‘Reprehensible’: stoush over surgeon Paul Cozzi’s conduct
A trainee doctor operated unsupervised on four patients at a Sydney public hospital after the supervisor left to perform operations at a private hospital.
A high-profile Sydney cancer surgeon left a trainee doctor to operate unsupervised on four patients at a public hospital so he could treat his private patients at another facility, one of whom was charged $10,000 for the surgery.

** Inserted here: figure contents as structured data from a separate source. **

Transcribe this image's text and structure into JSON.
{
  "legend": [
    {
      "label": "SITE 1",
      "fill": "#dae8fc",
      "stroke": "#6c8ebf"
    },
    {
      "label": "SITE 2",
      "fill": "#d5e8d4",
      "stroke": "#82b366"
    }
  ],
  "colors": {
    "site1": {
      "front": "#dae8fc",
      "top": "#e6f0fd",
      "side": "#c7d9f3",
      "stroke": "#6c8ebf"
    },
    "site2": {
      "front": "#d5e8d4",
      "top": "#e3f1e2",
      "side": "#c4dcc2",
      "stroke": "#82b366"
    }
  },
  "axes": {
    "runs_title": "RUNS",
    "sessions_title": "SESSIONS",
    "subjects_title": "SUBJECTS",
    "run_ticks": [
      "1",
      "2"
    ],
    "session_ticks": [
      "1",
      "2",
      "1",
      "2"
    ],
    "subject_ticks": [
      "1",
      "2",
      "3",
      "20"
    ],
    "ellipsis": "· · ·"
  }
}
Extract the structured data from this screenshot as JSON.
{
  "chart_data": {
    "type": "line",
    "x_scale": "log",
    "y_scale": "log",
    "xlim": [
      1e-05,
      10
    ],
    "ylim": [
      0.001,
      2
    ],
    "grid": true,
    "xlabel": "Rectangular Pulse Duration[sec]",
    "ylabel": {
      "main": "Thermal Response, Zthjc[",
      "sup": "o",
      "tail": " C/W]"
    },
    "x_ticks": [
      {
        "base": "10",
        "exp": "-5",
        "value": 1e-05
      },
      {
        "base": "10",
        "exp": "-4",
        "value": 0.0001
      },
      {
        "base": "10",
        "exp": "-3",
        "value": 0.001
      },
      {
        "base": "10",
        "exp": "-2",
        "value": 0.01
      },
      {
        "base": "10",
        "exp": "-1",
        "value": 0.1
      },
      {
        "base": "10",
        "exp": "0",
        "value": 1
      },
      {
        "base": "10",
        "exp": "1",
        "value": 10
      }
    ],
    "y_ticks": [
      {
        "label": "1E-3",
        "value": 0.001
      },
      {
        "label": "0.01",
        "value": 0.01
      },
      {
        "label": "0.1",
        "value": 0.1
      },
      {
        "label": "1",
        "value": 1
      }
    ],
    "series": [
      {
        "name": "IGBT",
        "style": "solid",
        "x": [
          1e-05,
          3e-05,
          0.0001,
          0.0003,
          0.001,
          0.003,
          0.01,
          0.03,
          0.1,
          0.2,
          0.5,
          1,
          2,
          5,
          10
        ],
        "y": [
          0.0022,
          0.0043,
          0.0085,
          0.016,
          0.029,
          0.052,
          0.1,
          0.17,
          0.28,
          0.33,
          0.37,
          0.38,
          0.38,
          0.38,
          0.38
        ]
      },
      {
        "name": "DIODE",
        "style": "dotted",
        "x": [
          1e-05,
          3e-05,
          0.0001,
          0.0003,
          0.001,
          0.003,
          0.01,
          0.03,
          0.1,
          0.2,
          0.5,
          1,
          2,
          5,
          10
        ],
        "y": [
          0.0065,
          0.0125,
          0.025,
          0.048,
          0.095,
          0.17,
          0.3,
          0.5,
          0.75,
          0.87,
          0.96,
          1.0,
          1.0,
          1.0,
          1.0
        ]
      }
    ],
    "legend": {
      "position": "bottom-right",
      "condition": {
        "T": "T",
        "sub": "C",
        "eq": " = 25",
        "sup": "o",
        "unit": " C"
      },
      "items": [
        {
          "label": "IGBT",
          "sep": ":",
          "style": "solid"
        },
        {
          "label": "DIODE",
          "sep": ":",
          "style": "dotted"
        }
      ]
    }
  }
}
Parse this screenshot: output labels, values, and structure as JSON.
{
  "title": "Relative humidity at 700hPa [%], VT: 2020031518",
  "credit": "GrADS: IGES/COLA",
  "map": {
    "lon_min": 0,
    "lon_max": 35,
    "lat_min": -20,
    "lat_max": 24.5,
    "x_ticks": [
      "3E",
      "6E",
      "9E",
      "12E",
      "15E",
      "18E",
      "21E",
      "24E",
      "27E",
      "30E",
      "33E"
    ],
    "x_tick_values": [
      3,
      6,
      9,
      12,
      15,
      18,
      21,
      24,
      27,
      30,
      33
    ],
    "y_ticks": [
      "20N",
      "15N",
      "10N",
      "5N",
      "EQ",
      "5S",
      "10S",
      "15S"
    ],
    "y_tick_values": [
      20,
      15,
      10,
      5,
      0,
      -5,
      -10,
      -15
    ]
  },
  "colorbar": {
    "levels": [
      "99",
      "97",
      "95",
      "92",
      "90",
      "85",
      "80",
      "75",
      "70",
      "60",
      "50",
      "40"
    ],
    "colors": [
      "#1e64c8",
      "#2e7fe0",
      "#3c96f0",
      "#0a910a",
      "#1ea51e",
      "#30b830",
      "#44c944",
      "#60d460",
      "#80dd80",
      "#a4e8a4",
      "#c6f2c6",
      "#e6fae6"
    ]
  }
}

Paul Cozzi, a former consultant urologist at the St George Hospital, has been ruled to have acted unethically and improperly after an 11-month investigation found he left the public facility in the city’s southwest to treat patients at a leading private facility on Sydney’s north shore.
The Healthcare Complaints Commission found Dr Cozzi jeopardised patient safety and exhibited “reprehensible” conduct in November 2015 by running “two surgical lists in two different places at the same time”.
The professional standards committee found Dr Cozzi tried to cover up his “unethical conduct” by misleading investigators on multiple occasions, including by claiming he had poor memory because of “hypoxic brain damage” sustained while he was a student.
According to the commission, Dr Cozzi, a senior urological and robotic surgeon, breached “basic standards of professional practice” by leaving a trainee to perform four operations unsupervised at St George Hospital on November 12, 2015.
He signed post-operative count sheets and safety checklists for patients at the public hospital in an “effort to document his presence” at the facility, before driving to the Mater Hospital in North Sydney, where he operated on two patients, one of whom was charged almost $10,000.
“He misled the local health district and the commission in attempts to obscure his inadequate professional conduct,” the commission found. “His conduct is reprehensible and it is only fortuitous that no patient suffered as a result of his actions.”
Dr Cozzi denies wrongdoing and rejects the allegation that he compromised patient safety, claiming he was acting in the “patients’ best interests”.
“Patients on the day in question, including the cancer patients and one who had been cancelled three times previously on the public hospital list, were deemed to be urgent,” he said.
Dr Cozzi claimed he supervised the trainee “directly and indirectly”, noting that the “experienced” doctor was capable of completing the operating list “without incident”.
“The decision (was made) after careful consideration, knowing that the nature and complexity of the cases was such that they could be completed safely,” he said.
The commission, however, found Dr Cozzi neglected to tell the trainee — who cannot be named for legal reasons — where he was going or how to contact him in the event of an emergency.
The committee criticised Dr Cozzi’s evidence and concluded that he lacked credibility and was an untrustworthy witness.
“Many of his answers were designed to obfuscate and deflect attention from the relevant issues,” the committee members said.
He was also accused of making “false and misleading statements” to investigators in an effort to conceal his whereabouts.
E-Toll records, which Dr Cozzi told the commission he was unable to access, revealed he had arrived at the Mater shortly after the trainee began unsupervised operations at St George.
At the time, Dr Cozzi said he was living in an “abusive domestic relationship” with his now ex-wife, who he claimed had blocked his access to his E-toll account.
Dr Cozzi told The Australian on Wednesday that he had been bullied and subjected to “inaccurate allegations” by members of the St George urology department, some of whom were former business associates.
He has previously accused colleagues of “a calculated campaign to try to discredit me” after being accused of operating at Hurstville Private Hospital despite a ban on elective surgery in the early months of the coronavirus pandemic this year.
Dr Cozzi said he would appeal against the decision, and was particularly concerned about the committee’s view that indirect or remote supervision was not acceptable. He said that was “at odds with common practice” and the urological society’s guidelines, which require 20 per cent of trainee hours to be spent on “unsupervised operative surgery”.
A South Eastern Sydney Local Health District spokeswoman said Dr Cozzi’s employment at St George Hospital was “terminated” in January 2017 following an investigation.
“SESLHD expects all medical officers to comply with the highest level of professional standards,” the spokeswoman said.
In a statement, a spokesman for the Mater said: “Dr Paul Cozzi ceased operating at the hospital in early May this year. He is no longer accredited at the Mater.”
The commission ordered that Dr Cozzi be subject to supervision, recommended he complete an ethics course and banned him from supervising trainees.